First, we have to stop using scale as an excuse for not investing in connected TV and OTT.

There’s a sizeable audience that marketers can reach today to positively impact their efforts and drive incremental sales. When you combine the audiences of streaming apps like Hulu, network apps, the ad-supported segment on the Roku platform and the recently announced YouTube TV, it’s not insignificant. While overall TV viewing is up, the linear TV ratings for the Big Four broadcast networks continue to decline because viewing habits are fragmenting, which means marketers must reach audiences wherever they are.

For years, we talked about scale as a barrier to addressable TV growth. Sometimes we still do, and we can all agree that there’s still scale to be had here. But in 2016, advertisers spent $890 million on addressable TV advertising, according to eMarketer. Last November, SMG said it had completed more than 100 addressable TV campaigns for more than 50 clients.

Even without huge scale, there’s a lot of money going to addressable TV advertising. OTT shouldn’t be any different. There’s enough of an audience here to seriously consider the channel as part of a media plan.


We need to stop thinking of connected TV and OTT inventory as expensive. Right now, it’s being priced at a premium, so it’ll probably cost more than linear TV, digital or mobile inventory.

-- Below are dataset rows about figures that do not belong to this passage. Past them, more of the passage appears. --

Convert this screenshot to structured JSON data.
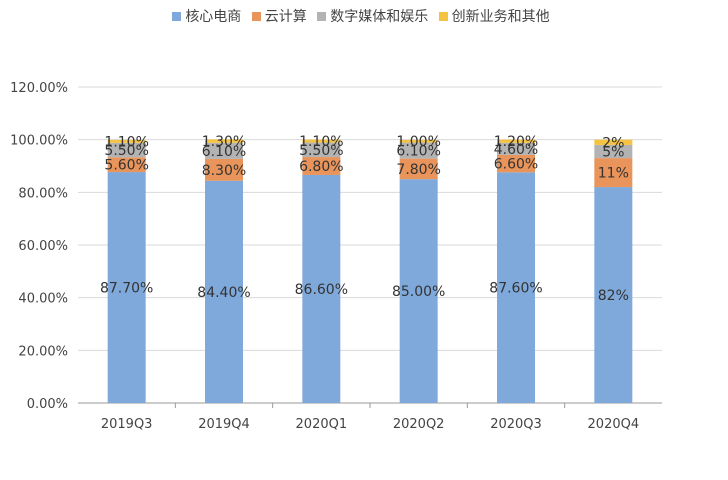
{
  "chart_data": {
    "type": "bar",
    "stacked": true,
    "categories": [
      "2019Q3",
      "2019Q4",
      "2020Q1",
      "2020Q2",
      "2020Q3",
      "2020Q4"
    ],
    "series": [
      {
        "name": "核心电商",
        "color": "#7FA9DA",
        "values": [
          87.7,
          84.4,
          86.6,
          85.0,
          87.6,
          82
        ],
        "labels": [
          "87.70%",
          "84.40%",
          "86.60%",
          "85.00%",
          "87.60%",
          "82%"
        ]
      },
      {
        "name": "云计算",
        "color": "#E8945A",
        "values": [
          5.6,
          8.3,
          6.8,
          7.8,
          6.6,
          11
        ],
        "labels": [
          "5.60%",
          "8.30%",
          "6.80%",
          "7.80%",
          "6.60%",
          "11%"
        ]
      },
      {
        "name": "数字媒体和娱乐",
        "color": "#B3B3B3",
        "values": [
          5.5,
          6.1,
          5.5,
          6.1,
          4.6,
          5
        ],
        "labels": [
          "5.50%",
          "6.10%",
          "5.50%",
          "6.10%",
          "4.60%",
          "5%"
        ]
      },
      {
        "name": "创新业务和其他",
        "color": "#F5C343",
        "values": [
          1.1,
          1.3,
          1.1,
          1.0,
          1.2,
          2
        ],
        "labels": [
          "1.10%",
          "1.30%",
          "1.10%",
          "1.00%",
          "1.20%",
          "2%"
        ]
      }
    ],
    "yticks": [
      "0.00%",
      "20.00%",
      "40.00%",
      "60.00%",
      "80.00%",
      "100.00%",
      "120.00%"
    ],
    "ylim": [
      0,
      120
    ],
    "grid": true,
    "legend_position": "top"
  }
}
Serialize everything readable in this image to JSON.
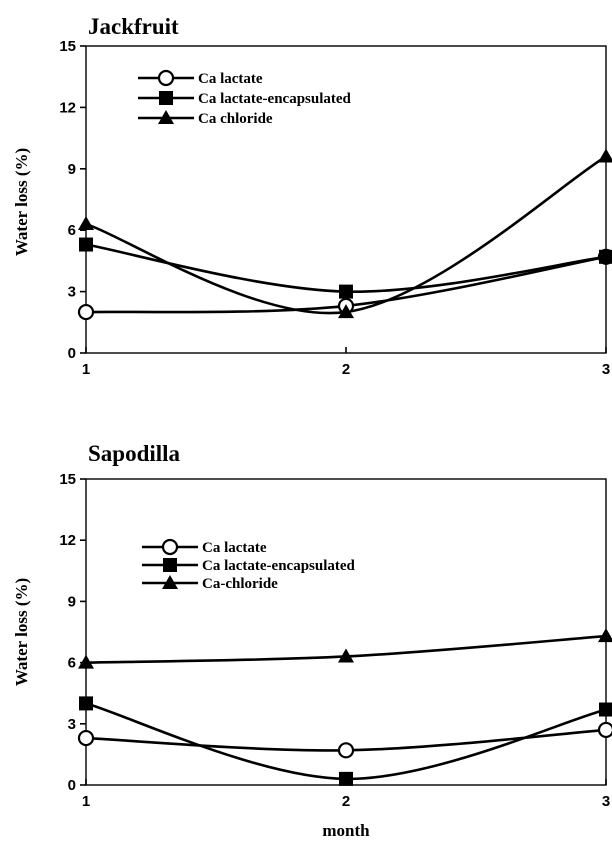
{
  "chart_data": [
    {
      "type": "line",
      "title": "Jackfruit",
      "xlabel": "",
      "ylabel": "Water loss (%)",
      "x": [
        1,
        2,
        3
      ],
      "x_tick_labels": [
        "1",
        "2",
        "3"
      ],
      "ylim": [
        0,
        15
      ],
      "y_ticks": [
        0,
        3,
        6,
        9,
        12,
        15
      ],
      "y_tick_labels": [
        "0",
        "3",
        "6",
        "9",
        "12",
        "15"
      ],
      "grid": false,
      "legend_position": "top-left",
      "series": [
        {
          "name": "Ca lactate",
          "marker": "circle-open",
          "values": [
            2.0,
            2.3,
            4.7
          ]
        },
        {
          "name": "Ca lactate-encapsulated",
          "marker": "square-filled",
          "values": [
            5.3,
            3.0,
            4.7
          ]
        },
        {
          "name": "Ca chloride",
          "marker": "triangle-filled",
          "values": [
            6.3,
            2.0,
            9.6
          ]
        }
      ]
    },
    {
      "type": "line",
      "title": "Sapodilla",
      "xlabel": "month",
      "ylabel": "Water loss (%)",
      "x": [
        1,
        2,
        3
      ],
      "x_tick_labels": [
        "1",
        "2",
        "3"
      ],
      "ylim": [
        0,
        15
      ],
      "y_ticks": [
        0,
        3,
        6,
        9,
        12,
        15
      ],
      "y_tick_labels": [
        "0",
        "3",
        "6",
        "9",
        "12",
        "15"
      ],
      "grid": false,
      "legend_position": "top-left",
      "series": [
        {
          "name": "Ca lactate",
          "marker": "circle-open",
          "values": [
            2.3,
            1.7,
            2.7
          ]
        },
        {
          "name": "Ca lactate-encapsulated",
          "marker": "square-filled",
          "values": [
            4.0,
            0.3,
            3.7
          ]
        },
        {
          "name": "Ca-chloride",
          "marker": "triangle-filled",
          "values": [
            6.0,
            6.3,
            7.3
          ]
        }
      ]
    }
  ],
  "colors": {
    "ink": "#000000",
    "background": "#ffffff"
  }
}
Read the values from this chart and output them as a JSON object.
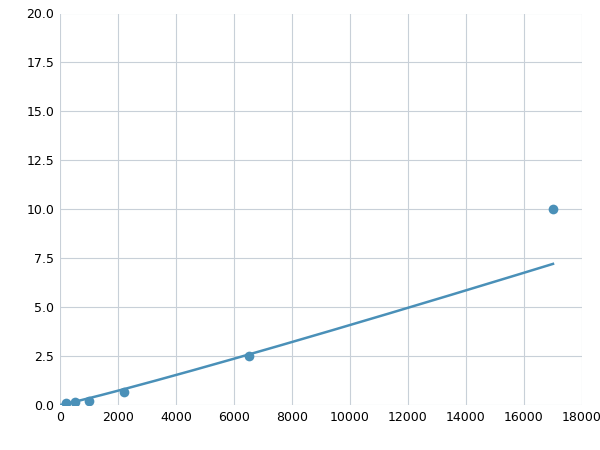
{
  "x_points": [
    200,
    500,
    1000,
    2200,
    6500,
    17000
  ],
  "y_points": [
    0.1,
    0.15,
    0.22,
    0.65,
    2.5,
    10.0
  ],
  "line_color": "#4a90b8",
  "marker_color": "#4a90b8",
  "marker_size": 7,
  "line_width": 1.8,
  "xlim": [
    0,
    18000
  ],
  "ylim": [
    0,
    20.0
  ],
  "xticks": [
    0,
    2000,
    4000,
    6000,
    8000,
    10000,
    12000,
    14000,
    16000,
    18000
  ],
  "yticks": [
    0.0,
    2.5,
    5.0,
    7.5,
    10.0,
    12.5,
    15.0,
    17.5,
    20.0
  ],
  "grid_color": "#c8d0d8",
  "background_color": "#ffffff",
  "figsize": [
    6.0,
    4.5
  ],
  "dpi": 100
}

Buyers should expect to pay a premium for reaching an audience that’s been qualified based on behavioral and purchase data, with better targeting and minimal waste. It makes sense that it would be priced like addressable TV. Advertisers are willing to spend on addressable TV for the precision; OTT should be no different.


We need to stop thinking of creative for connected TV and OTT in the same way we think of creative for linear TV. There’s a huge opportunity here for dynamic creative optimization. We need to bring creatives, data analysts and media folks together so they can innovate around creative that enables viewers to customize and interact with what they see on the screen.

Marketers must have the insights needed to develop a variety of different versions of creative, with different beginnings and endings, like we see with digital video. Household-level targeting, combined with IP-enabled delivery, means that brands can create personalized versions of advertising and get it in front of the person most likely to make a purchase.


Finally, we need to stop debating how to measure the value of OTT and connected TV. Does a viewer watching “The Bachelor” on Hulu on their Roku device have a different value than a viewer watching “The Bachelor” on Hulu on their laptop?

Measurement is very complicated because each network can have an app on five or more different platforms. I’d argue that it doesn’t matter. We need to shift our focus to the value of the audience and reaching the right audience regardless of how they’re watching the content.

At some point, marketers just have to get their feet wet with OTT and connected TV advertising. And when they do and measure the results, they will realize how effective it can be.